News

Demons' Score has no content-based in-app purchases in Japan, and costs half as much

Cultural divide?

Demons' Score has no content-based in-app purchases in Japan, and costs half as much
|
iOS
| Demons' Score

Last week, we hit out at Square Enix's rhythm-action devil basher Demons' Score for its rather sly use of in-app purchases.

The game has an upfront fee of £4.99 / $6.99, you see, but by the time you finish the third boss fight you'll be ambushed by a notification that you must spend more money in order to unlock key components of the game.

After each battle, you're offered a chance to sign a pact with the devil you just dispatched. This lets you use its costume, voice, and, most importantly, song in the next battle. The catch is: that pact costs cash - £1.99 / $2.99 for the first few, with the later baddies being even more expensive.

If you don't cough up, you'll be playing along to the same two songs for the rest of the game. Not ideal in a rhythm-based game, right?

demonsscoreprice2

After each boss battle, you must spend at least £1.99 to use that demon's soundtrack in future fights

In our review, we totted up all the extra costs and additional charges (including a £6.99 / $9.99 super-hard difficulty mode), and found that "the total cost to unlock the full game - minus consumable potions - is close to £30/$50".

This sorry state of affairs, it turns out, is actually exclusive to Western gamers.
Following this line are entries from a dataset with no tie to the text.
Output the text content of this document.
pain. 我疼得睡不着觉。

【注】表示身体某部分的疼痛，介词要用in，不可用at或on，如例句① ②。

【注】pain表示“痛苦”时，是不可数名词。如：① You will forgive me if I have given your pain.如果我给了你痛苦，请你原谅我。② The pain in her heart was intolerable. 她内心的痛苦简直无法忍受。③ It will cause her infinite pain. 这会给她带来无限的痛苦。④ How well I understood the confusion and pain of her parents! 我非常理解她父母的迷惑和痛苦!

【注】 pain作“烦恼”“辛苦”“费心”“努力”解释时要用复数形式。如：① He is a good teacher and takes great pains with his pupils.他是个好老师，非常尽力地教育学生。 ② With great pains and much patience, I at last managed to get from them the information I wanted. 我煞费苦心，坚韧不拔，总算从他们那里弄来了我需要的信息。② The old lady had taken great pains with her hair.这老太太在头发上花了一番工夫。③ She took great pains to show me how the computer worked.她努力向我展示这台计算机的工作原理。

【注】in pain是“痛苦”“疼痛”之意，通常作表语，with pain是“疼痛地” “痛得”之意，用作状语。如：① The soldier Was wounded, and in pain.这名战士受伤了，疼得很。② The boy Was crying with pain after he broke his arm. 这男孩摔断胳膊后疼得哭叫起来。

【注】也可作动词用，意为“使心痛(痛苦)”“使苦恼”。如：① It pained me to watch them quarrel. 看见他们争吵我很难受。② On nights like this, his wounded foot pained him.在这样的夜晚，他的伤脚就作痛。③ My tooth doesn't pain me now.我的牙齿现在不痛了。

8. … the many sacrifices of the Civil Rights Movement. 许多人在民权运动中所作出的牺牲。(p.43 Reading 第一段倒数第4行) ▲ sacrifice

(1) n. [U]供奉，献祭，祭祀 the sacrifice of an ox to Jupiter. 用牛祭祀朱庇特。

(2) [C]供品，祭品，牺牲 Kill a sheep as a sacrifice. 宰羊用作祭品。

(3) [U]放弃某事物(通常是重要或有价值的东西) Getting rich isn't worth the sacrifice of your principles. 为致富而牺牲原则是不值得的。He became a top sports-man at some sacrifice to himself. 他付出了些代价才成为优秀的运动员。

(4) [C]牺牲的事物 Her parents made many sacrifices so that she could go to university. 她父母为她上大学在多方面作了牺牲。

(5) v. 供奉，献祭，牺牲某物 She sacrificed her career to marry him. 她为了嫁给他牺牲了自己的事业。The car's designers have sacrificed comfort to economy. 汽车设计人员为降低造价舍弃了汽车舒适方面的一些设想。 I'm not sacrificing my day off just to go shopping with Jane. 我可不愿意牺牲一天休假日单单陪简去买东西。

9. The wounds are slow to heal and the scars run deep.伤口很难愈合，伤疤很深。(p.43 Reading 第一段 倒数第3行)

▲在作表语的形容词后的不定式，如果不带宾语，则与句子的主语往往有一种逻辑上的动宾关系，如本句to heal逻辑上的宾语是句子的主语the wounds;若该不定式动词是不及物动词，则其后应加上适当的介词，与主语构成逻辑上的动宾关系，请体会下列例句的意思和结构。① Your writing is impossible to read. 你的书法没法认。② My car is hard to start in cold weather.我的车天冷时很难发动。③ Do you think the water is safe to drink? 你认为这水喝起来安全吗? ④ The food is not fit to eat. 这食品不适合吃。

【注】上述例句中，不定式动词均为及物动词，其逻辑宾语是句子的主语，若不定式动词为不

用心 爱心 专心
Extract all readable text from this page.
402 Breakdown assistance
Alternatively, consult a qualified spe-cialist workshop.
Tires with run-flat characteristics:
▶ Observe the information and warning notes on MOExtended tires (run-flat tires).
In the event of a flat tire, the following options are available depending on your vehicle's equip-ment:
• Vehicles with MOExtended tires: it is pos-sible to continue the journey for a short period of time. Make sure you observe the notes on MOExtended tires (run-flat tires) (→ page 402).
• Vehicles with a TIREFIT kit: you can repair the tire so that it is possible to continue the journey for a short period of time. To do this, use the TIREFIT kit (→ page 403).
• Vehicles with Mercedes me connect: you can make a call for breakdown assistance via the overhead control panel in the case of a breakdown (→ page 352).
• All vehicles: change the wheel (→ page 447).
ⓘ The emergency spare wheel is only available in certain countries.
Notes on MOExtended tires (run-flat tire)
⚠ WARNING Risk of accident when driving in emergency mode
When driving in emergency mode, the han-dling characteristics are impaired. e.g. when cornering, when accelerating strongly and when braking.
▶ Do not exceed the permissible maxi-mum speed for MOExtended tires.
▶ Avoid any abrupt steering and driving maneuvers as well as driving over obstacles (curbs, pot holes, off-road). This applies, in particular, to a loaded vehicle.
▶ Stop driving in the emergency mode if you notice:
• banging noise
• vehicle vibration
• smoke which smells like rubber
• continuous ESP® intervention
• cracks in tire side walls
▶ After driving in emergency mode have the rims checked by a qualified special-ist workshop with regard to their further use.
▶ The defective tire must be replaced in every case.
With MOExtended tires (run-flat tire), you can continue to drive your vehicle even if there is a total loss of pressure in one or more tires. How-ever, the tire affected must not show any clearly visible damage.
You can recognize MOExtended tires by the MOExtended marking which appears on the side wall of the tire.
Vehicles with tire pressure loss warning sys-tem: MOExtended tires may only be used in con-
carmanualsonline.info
NeoGAF user StarCreator discovered that on the Japanese App Store, its a very different story.

The Japanese version of Demons' Score has an upfront fee of ¥1500 (about £12 / $20), and no level-lock in-app purchases. It does contain consumable potions - priced at ¥85 (69p / 99c) a swig - but all the songs, costumes, and demon pacts are bundled into the upfront cost.

Which means that the full Demons' Score experience costs Western gamers more than double the amount it costs Eastern players. Ouch.

demonsscoreprice1

The App Store price panel for both versions of the game reveals a dramatic discrepancy

We've reached out to Square Enix for a comment on this - we'll let you know if we hear anything back.